Two or three snickered. Cramer tossed me a glance, and I joined him and followed him down the corridor and into the room. Captain Dixon didn’t bother to move even his eyes this time, probably having enough of us already in his line of vision to make a good guess at our identity. Cramer grunted and sat down on one of the silk affairs against the partition.
“Now that we’re ready to start,” he growled, “I think it’s the bunk.”
Captain Dixon made a noise something between a pigeon and a sow with young. I had decided to wear out the ankles so as to see better. I removed the four top Royal Medleys from the stack and put them on the floor under the table, out of sight, and picked up the other one.
“As arranged?” I asked Cramer. “Am I to say it?”
He nodded. The door opened, and one of the dicks ushered in a middle-aged woman with a streamlined hat on the side of her head, and lips and fingernails the color of the first coat of paint they put on an iron bridge. She stopped and looked around without much curiosity. I put out a hand at her.
“The papers, please?”
She handed me the slips of paper, and I gave one to Captain Dixon and kept the other. “Now, Mrs. Ballin, please do what I ask, naturally, as you would under ordinary circumstances, without any hesitation or nervousness—”
She smiled at me. “I’m not nervous.”
“Good.” I took the cover from the box and held it out to her. “Take a piece of candy.”
Her shoulders lifted daintily, and fell. “I very seldom eat candy.”
“We don’t want you to eat it. Just take it. Please.”
She reached in without looking
and snared a chocolate cream and held it up in her fingers and looked at me. I said, “Okay. Put it back, please. That’s all. Thank you. Good day, Mrs. Ballin.”
She glanced around at us, said, “Dear me,” in a tone of mild and friendly astonishment, and went.
I bent to the table and marked an X on a corner of her paper, and the figure 6 beneath her name. Cramer growled, “Wolfe said three pieces.”
“Yeah. He said to use our judgment too. In my judgment, if that dame was mixed up in anything, even Nero Wolfe would never find it out. What did you think of her, Captain?”
Dixon made a noise something between a hartebeest and a three-toed sloth. The door opened and in came a tall slender woman in a tight-fitting long black coat and a silver fox that must have had giantism. She kept her lips tight and gazed at us with deepest concentrated eyes. I took her slips and gave one to Dixon.
“Now, Miss Claymore, please do what I ask, naturally, as you would under ordinary circumstances, without any hesitation or nervousness. Will you?”

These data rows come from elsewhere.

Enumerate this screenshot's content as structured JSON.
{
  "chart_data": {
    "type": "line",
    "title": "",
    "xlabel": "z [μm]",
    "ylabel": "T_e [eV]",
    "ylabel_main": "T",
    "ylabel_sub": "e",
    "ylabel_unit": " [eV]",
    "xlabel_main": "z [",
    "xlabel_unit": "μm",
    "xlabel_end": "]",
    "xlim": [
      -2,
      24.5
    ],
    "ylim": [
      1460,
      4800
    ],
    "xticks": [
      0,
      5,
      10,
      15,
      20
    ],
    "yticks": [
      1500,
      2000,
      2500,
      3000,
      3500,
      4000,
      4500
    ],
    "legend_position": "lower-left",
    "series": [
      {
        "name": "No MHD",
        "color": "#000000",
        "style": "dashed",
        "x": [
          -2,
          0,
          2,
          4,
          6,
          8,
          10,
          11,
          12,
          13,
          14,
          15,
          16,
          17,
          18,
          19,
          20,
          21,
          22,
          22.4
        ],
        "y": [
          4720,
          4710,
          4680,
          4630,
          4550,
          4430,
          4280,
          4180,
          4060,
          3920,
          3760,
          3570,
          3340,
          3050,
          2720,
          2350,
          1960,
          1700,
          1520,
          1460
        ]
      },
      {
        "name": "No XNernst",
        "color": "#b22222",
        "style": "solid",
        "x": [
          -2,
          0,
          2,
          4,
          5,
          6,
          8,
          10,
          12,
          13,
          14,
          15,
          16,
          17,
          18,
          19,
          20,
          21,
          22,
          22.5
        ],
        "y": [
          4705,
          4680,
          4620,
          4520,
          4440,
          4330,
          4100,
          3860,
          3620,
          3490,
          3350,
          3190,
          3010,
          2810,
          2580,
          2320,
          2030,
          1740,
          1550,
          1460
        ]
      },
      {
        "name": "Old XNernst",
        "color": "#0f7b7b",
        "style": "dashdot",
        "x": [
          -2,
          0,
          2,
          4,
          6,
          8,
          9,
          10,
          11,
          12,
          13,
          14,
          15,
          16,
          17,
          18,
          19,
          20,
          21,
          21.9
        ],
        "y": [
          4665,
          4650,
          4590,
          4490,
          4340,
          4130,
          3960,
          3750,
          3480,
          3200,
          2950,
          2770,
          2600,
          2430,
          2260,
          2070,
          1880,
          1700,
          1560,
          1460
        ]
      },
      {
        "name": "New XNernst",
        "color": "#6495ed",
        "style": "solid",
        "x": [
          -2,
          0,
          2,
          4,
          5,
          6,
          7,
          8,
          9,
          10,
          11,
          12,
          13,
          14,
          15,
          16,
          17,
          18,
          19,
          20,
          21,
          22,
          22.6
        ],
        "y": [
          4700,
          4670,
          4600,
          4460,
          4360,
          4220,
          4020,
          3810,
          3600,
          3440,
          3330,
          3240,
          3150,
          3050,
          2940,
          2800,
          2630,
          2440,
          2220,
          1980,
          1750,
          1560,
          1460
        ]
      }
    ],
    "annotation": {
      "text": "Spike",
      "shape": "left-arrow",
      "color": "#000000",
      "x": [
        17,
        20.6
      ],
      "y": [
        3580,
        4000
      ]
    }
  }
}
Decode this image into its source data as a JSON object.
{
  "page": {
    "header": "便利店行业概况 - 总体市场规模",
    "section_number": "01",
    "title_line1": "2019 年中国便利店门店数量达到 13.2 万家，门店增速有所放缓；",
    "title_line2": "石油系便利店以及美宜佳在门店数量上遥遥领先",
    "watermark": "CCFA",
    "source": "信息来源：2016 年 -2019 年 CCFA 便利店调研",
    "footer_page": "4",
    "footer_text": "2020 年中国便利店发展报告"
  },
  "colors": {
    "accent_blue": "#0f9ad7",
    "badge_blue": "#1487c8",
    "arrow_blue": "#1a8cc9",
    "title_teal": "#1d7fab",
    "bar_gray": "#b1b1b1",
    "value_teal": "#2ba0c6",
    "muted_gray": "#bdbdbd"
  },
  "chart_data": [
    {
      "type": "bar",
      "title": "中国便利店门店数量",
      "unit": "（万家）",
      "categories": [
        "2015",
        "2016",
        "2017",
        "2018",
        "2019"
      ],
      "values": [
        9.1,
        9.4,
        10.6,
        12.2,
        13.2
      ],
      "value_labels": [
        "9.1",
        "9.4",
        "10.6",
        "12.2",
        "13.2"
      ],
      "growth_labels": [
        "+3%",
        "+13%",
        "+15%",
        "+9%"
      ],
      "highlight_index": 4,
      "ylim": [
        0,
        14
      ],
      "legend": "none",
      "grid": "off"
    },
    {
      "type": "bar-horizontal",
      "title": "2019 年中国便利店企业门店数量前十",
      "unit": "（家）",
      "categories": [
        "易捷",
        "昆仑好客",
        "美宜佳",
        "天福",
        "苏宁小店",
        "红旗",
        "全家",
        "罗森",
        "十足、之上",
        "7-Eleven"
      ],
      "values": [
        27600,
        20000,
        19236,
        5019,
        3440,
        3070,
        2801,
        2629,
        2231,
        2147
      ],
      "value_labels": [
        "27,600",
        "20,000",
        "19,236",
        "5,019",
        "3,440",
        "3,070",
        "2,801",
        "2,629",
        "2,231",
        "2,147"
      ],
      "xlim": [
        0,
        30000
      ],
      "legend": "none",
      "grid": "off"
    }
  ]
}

She shrank back a little, but nodded. I extended the box.
“Take a piece of candy.”
“Oh!” she gasped. She goggled at the candy. “That’s the box …” She shuddered, backed off, held her clenched fist against her mouth, and let out a fairly good shriek.
I said icily, “Thank you. Good day, madam. All right, officer.”
The dick touched her arm and turned her for the door. I observed, bending to mark her slip, “That scream was just shop talk. That’s Beth Claymore, and she’s as phony on the stage as she is off. Did you see her in The Price of Folly?”
Cramer said calmly, “It’s a goddam joke.” Dixon made a noise. The door opened and another woman came in.
We went through with it, and it took nearly two hours. The employees were saved till the last. What with one thing and another, some of the customers took three pieces, some two or one, and a few none at all. When the first box began to show signs of wear I began with a fresh one from the reserve. Dixon made a few more noises, but confined himself mostly to making notations on his slips, and I went ahead with mine.